Fog is bad weather, but do the airlines only fly when it's sunny and not a cloud in the sky? Having fog is not an extraordinary event. Bad weather, in the context of EU 261 is a freak or wholly exceptional. Fog certainly does not fall into that category. Even the Icelandic volcano a few years ago was not extraordinary once the courts ruled on it and Ryanair, along with a host of others were forced to pay out. 

Ryanair does not make the choice of what gets paid and what doesn't. The EU legislation and the courts do that. As I wrote previously, under law they have to tell you a specific reason. From what you have written they have not done that. Until they provide that information to you, it's nothing but guess work as to why they cancelled your flight.


----------



## FranE (Feb 8, 2018)

I suspect the reason for the problem is that your insurance won't pay out if someone else is liable to compensate you. Check with the ins.company, but that's often the case with any insurance.

Here's what Ryanair say on their claim form:

_Ryanair is entitled to refuse compensation when:

*we can prove* that the cancellation is caused by extraordinary
circumstances which could not have been avoided even if all
reasonable measures had been taken by Ryanair, including
not limited to political instability, safety and security reasons, weather
disruption, labour disputes or failure or delay of air traffic control
facilities._

I suspect the only way you'll get the reason from Ryanair is if you make a claim.

So your insurance co. may want you to make a claim against Ryanair, so they can see the reason for the refusal, before they accept a claim from you.

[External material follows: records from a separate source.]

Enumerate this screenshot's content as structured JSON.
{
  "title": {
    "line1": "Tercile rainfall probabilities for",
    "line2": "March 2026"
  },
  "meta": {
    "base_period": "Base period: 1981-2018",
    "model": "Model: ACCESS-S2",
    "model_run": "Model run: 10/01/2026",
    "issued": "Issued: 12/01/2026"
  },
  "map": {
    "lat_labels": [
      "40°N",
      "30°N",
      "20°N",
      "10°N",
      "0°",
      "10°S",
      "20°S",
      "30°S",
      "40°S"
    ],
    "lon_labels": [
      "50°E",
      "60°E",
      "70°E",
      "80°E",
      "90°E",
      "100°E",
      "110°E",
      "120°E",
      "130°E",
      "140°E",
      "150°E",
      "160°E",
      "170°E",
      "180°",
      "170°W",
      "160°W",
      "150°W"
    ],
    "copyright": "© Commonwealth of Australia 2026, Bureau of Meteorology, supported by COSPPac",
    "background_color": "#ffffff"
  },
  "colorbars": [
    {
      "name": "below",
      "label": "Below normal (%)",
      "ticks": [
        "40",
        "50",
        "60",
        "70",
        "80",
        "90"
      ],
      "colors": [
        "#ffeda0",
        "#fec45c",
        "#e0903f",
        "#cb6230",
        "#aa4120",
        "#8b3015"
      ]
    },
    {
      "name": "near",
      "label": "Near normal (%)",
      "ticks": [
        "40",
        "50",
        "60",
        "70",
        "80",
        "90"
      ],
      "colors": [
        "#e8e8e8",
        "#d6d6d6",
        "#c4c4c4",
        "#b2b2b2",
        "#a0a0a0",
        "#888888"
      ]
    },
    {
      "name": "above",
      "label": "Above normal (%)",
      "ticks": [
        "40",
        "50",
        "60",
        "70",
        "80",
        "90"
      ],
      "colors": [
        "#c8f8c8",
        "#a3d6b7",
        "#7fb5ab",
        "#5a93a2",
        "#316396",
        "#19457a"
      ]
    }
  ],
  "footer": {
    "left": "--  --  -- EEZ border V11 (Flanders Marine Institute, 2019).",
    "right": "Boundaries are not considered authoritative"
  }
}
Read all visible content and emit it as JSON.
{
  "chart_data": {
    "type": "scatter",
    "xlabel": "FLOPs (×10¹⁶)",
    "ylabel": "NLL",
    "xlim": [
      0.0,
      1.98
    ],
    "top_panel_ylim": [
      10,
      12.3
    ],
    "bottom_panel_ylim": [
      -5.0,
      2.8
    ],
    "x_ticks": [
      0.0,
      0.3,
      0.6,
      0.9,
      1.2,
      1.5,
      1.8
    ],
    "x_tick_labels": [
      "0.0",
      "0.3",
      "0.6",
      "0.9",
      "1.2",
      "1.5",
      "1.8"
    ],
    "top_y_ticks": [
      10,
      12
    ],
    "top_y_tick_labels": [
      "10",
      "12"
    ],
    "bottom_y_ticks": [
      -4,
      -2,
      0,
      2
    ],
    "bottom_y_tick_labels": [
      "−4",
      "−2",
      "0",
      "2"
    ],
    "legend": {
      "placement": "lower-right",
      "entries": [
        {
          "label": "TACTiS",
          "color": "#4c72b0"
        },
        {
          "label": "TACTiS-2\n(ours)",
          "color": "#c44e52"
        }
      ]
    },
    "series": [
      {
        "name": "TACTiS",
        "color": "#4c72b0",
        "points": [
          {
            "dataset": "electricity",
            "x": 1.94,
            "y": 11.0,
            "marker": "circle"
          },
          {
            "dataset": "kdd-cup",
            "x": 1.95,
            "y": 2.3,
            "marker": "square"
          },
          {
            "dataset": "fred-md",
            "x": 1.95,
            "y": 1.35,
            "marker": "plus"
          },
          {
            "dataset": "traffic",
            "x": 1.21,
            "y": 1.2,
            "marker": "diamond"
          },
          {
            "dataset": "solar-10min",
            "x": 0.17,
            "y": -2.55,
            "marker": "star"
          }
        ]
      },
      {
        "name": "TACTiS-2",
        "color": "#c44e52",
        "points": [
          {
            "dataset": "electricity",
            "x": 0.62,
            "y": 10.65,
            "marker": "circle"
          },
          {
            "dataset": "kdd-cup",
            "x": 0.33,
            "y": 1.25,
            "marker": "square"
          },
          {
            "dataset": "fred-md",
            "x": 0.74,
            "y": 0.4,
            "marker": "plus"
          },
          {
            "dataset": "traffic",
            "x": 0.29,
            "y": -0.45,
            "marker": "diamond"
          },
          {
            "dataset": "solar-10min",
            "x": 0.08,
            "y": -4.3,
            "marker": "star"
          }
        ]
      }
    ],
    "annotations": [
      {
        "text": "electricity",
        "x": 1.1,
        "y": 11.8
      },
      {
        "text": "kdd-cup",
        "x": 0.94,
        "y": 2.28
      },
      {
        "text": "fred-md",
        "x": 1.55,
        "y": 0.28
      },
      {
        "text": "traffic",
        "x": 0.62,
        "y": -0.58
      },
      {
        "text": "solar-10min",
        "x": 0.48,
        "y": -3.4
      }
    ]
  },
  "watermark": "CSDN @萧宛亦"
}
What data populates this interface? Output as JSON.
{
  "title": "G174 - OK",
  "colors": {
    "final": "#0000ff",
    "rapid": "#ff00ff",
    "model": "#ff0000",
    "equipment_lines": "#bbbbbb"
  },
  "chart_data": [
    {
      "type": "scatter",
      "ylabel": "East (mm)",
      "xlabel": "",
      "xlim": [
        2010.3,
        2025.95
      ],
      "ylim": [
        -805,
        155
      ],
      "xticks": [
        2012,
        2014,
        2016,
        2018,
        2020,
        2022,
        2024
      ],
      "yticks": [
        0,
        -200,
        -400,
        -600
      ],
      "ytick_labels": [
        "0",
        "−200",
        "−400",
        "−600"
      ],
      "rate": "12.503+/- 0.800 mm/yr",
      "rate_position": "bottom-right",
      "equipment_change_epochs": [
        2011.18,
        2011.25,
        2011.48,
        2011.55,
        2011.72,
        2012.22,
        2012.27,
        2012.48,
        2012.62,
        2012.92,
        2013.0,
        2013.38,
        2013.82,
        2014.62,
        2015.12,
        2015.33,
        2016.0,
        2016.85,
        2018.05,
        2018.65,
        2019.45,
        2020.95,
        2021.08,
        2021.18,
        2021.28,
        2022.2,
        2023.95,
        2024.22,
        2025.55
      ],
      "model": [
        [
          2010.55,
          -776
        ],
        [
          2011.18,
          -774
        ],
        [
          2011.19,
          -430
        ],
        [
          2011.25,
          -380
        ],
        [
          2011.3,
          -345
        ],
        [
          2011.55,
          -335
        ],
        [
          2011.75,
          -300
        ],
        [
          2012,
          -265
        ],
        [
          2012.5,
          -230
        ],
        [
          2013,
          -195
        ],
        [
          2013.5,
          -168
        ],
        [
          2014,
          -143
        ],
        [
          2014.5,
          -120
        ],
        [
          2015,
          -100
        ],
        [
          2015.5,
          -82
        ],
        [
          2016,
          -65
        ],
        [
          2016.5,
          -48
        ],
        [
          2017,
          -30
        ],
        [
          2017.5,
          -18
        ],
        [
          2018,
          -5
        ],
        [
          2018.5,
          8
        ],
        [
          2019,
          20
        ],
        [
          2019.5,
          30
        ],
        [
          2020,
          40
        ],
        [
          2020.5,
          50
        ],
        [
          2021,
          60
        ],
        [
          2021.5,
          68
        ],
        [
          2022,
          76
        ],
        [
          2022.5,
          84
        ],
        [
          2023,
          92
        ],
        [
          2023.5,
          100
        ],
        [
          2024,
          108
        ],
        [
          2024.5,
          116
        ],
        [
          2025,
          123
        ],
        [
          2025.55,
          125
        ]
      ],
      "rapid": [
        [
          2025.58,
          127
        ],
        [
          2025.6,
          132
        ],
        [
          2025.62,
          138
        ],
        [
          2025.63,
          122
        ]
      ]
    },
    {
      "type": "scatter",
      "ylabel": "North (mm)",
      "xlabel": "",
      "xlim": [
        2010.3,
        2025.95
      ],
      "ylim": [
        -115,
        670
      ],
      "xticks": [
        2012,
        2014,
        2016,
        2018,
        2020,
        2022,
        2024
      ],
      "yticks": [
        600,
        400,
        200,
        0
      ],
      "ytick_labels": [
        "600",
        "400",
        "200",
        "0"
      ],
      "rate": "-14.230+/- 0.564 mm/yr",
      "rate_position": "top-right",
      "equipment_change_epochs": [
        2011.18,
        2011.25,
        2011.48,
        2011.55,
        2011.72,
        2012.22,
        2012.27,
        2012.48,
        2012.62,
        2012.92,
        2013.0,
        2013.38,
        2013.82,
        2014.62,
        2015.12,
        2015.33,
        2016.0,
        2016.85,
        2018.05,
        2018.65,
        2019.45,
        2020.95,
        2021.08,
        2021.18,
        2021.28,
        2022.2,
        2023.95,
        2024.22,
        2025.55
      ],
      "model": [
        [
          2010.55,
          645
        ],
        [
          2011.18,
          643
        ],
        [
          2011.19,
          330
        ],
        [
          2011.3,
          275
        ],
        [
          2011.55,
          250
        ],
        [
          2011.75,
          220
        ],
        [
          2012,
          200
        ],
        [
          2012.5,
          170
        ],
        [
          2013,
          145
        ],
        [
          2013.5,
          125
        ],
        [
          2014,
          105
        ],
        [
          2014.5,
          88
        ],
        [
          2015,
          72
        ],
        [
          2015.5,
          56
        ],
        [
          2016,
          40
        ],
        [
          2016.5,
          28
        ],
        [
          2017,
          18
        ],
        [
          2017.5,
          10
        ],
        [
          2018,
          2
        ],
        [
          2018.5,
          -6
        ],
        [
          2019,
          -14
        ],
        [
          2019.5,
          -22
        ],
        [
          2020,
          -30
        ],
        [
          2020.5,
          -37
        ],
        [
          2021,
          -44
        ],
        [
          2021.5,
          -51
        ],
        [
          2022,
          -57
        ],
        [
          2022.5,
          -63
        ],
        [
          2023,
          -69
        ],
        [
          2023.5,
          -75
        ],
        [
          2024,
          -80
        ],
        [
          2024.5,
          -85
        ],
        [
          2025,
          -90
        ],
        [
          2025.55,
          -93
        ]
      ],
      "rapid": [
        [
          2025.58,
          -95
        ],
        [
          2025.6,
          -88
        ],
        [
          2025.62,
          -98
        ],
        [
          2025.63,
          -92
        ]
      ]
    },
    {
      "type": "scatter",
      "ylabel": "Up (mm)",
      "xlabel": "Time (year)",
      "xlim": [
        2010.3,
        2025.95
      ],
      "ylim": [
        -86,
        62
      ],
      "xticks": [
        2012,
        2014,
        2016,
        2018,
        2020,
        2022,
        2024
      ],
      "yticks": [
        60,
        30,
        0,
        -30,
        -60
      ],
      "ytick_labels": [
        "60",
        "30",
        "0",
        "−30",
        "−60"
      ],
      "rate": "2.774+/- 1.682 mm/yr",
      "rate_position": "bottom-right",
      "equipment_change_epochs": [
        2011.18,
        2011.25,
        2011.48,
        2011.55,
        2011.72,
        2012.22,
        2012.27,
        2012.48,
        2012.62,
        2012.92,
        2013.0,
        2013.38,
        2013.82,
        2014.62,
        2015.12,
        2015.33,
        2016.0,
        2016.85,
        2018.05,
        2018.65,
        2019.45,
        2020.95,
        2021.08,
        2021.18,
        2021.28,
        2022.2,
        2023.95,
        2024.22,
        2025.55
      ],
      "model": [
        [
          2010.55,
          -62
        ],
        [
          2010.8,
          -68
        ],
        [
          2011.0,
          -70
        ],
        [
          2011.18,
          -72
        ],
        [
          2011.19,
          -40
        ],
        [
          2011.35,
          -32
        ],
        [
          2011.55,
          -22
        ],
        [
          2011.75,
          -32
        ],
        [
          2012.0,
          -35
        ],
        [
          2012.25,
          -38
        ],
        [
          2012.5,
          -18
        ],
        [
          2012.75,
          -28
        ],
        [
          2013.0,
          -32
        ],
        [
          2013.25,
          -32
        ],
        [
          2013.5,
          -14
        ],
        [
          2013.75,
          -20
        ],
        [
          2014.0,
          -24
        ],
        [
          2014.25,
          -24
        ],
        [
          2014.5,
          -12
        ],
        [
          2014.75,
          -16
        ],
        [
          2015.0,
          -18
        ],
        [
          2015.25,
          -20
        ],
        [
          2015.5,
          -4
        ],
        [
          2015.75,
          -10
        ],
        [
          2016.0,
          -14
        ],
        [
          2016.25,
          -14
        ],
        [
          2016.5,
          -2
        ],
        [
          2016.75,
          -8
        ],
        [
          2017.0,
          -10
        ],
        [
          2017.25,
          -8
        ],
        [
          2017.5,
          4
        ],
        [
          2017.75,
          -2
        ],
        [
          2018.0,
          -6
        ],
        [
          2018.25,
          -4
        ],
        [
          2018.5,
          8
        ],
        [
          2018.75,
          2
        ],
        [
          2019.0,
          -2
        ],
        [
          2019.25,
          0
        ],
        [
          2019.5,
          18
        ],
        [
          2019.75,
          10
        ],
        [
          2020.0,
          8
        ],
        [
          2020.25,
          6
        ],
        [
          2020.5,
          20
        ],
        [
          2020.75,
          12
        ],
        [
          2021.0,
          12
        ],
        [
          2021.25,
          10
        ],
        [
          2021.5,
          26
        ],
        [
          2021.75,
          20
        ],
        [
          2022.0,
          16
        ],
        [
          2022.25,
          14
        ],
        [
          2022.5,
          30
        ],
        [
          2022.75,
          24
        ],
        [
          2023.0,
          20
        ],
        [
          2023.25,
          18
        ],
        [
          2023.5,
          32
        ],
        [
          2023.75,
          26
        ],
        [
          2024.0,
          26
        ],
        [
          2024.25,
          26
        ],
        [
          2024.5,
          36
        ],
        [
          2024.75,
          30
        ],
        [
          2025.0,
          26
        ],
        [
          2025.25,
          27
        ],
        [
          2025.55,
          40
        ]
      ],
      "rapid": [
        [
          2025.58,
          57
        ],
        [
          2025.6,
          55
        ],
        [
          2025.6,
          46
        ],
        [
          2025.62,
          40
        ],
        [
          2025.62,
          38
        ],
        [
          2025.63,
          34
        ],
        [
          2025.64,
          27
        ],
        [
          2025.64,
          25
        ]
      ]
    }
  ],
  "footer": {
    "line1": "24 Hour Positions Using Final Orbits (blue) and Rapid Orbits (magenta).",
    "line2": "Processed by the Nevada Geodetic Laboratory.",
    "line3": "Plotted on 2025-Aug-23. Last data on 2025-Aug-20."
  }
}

I suggest you have a word with your insurance co., find out if this is what they want, and if there is any time limit on making the claim for a cancelled flight. If so, ask them to make a note of your phone call and extend that time limit, in case the claim against Ryanair is not settled before your time runs out.


----------



## Megsmum (Sep 9, 2012)

FranE said:


> I suspect the reason for the problem is that your insurance won't pay out if someone else is liable to compensate you. Check with the ins.company, but that's often the case with any insurance.
> 
> Here's what Ryanair say on their claim form:
> 
> ...



Makes sense

Virgin lost my suitcase years ago. I went to claim on my insurance but was told I had to go through Virgin first as they were liable for the loss. Took me about six months to get the meager compensation offered


----------



## jimenato (Nov 21, 2009)

Phil Squares said:


> Fog is bad weather, but do the airlines only fly when it's sunny and not a cloud in the sky? * Having fog is not an extraordinary event. Bad weather, in the context of EU 261 is a freak or wholly exceptional. Fog certainly does not fall into that category. Even the Icelandic volcano a few years ago was not extraordinary once the courts ruled on it and Ryanair, along with a host of others were forced to pay out.
> *
> Ryanair does not make the choice of what gets paid and what doesn't. The EU legislation and the courts do that. As I wrote previously, under law they have to tell you a specific reason. From what you have written they have not done that. Until they provide that information to you, it's nothing but guess work as to why they cancelled your flight.


Are you able to substantiate that? Only I can't find anything myself. 

You should get a refund, accommodation, food and so on whatever the reason for the delay but, as far as I am aware, NOT the mandatory _extra_ monetary compensations are talking about. This includes the Icelandic volcanic ash and things like fog. 

This is Martin Lewis' MoneySavingExpert on the subject...



> Will I get extra compensation?
> 
> You should get food if stuck at the airport for over two hours for a short-haul flight, for up to four hours on medium/long haul.
> 
> ...


----------